最初からそれを気を付けていればと、過去の失態を悔いる。
どうやら私は、まだ公爵家の者だという自覚が足りていなかったようだ。
だから今は必死に取り繕った。
……とは言っても、6歳の子供程度が頑張ったところで無意味だろうか?
「……驚いたな」
私の言葉に騎士は呆けた表情を隠せないでいた。
だが、それは本当に一瞬だけで、すぐに先程見せてくれたような柔和な微笑みに変わった。
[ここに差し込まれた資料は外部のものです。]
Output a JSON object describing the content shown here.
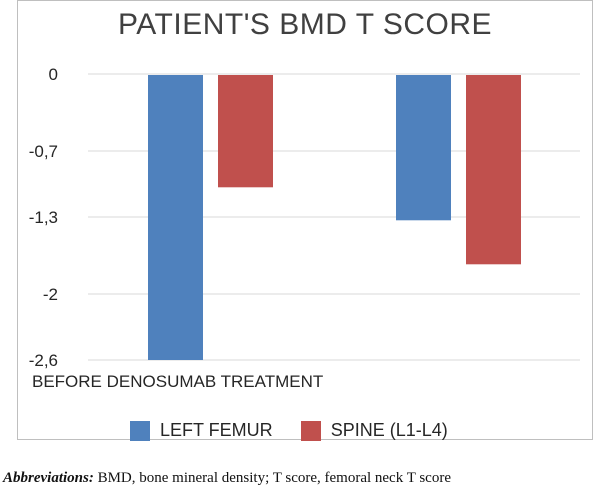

「失礼。こんなに小さなお嬢さんが、ここまで礼儀正しいとは思わなかったもので」
「そんな……みっともない姿を見せてしまって、お恥ずかしい……」
いつもなら「やってしまったな」ぐらいの案件なのに、今日はどうしてかとても恥ずかしい。その証拠に顔が熱くなるのを感じて、またそれが恥ずかしくて両手で顔を覆い隠したくなる。
……今日は調子が悪いのか?
「恥ずかしいだなんて、そんなことはありませんよ」
騎士は目を閉じ、静かに首を振る。
「でも、本当に良かった。貴女のような可愛らしいレディが目の前で傷付くのは、見ていられませんから」
「──っ、〜〜〜〜!!」
騎士がそう言うと同時に、私はボンッと音が鳴りそうな位に沸騰した。
顔だけではなく、耳にまで熱を感じる。きっと今の私は、茹でダコ以上に赤く染まっていることだろう。
人の言葉にいちいち狼狽えるなど魔王として情けないと、そう思って心を引き締めるが……それでも体は正直だった。
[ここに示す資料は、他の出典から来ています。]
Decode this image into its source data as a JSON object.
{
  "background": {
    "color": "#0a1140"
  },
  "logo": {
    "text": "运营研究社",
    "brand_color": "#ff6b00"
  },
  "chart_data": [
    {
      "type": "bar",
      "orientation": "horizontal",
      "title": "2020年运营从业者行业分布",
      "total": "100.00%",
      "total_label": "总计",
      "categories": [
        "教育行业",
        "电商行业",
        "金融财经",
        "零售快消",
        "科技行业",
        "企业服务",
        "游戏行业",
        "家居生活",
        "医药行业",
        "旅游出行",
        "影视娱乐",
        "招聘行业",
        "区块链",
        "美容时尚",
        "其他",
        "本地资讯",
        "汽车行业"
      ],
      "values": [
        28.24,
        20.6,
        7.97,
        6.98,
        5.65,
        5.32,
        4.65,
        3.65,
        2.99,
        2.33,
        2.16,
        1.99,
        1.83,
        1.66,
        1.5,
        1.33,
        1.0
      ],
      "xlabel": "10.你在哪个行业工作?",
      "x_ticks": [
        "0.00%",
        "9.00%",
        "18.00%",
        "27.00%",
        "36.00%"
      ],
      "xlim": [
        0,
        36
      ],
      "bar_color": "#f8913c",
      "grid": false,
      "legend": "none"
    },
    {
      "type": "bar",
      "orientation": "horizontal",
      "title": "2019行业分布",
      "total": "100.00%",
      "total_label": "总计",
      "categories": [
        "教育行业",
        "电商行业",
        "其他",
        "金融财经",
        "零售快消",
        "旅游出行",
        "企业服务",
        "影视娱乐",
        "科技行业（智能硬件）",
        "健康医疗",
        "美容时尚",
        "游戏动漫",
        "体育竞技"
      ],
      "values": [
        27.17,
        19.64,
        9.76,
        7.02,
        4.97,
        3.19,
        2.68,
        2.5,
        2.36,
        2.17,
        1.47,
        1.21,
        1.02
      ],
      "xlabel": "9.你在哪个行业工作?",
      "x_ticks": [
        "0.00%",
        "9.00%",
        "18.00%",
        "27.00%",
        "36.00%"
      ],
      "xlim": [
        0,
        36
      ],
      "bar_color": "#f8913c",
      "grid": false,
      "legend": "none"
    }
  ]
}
熱くなる体は更に熱を帯び、きつく結んだ口元は油断したら崩れてしまいそうだ。私の意思に反して変に反応する体に、私は訳がわからなくなって混乱する。
──本当にどうしてしまったのだろうか。
騎士が笑っただけなのに、どうして私の心臓は早く鳴るのだろうか。
どうしてこんなにも、私の目は彼を見つめてしまうのだろうか。
「おーい、団長〜!」
「──っ!」
遠くの方から聞こえた男性の声に、私の意識は現実へと戻る。
「もう団長、いつの間にか居なくなったと思ったら、こんなところで何をしているんですか。ほら、早く城に戻りますよ」
「ああ、すまない。少し街をぶらつきたくなってな。……では、お嬢さん。私はこれで」
騎士は新たにやって来た騎士と話しながら背を向け、王城の方向へと歩いていく。
彼の背中を見つめて、私の口は勝手に動いていた。
「ま、待って……!」
懇願するようなその声に、騎士は立ち止まってこちらを振り向く。
何を引き止めているのだと自分自身を叱咤する気持ちと、もう一度彼の顔を見ることが出来て良かったという気持ちが、私の中でごちゃごちゃに混ざり合った。
だが、やってしまったからには中途半端に止まれない。
「私は、シェラローズと申します! 騎士様っ、どうか、貴方のお名前を、教えていただけませんか……!」
微かに声が震えた。
ドレスをギュッと握りしめ、恥ずかしさに顔を俯かせる。
騎士は唐突な問いかけに目を丸くさせ、私を一点に見つめた。
「私はシルヴィア。王国騎士第二師団団長、シルヴィア・アークハイドです」
──シルヴィア・アークハイド。
それが、私を助けてくれた騎士の名前。
「また会えることを楽しみにしていますよ、シェラローズ様」
シルヴィアは柔和な笑みを零し、私の胸はより一層強く脈打つのだった。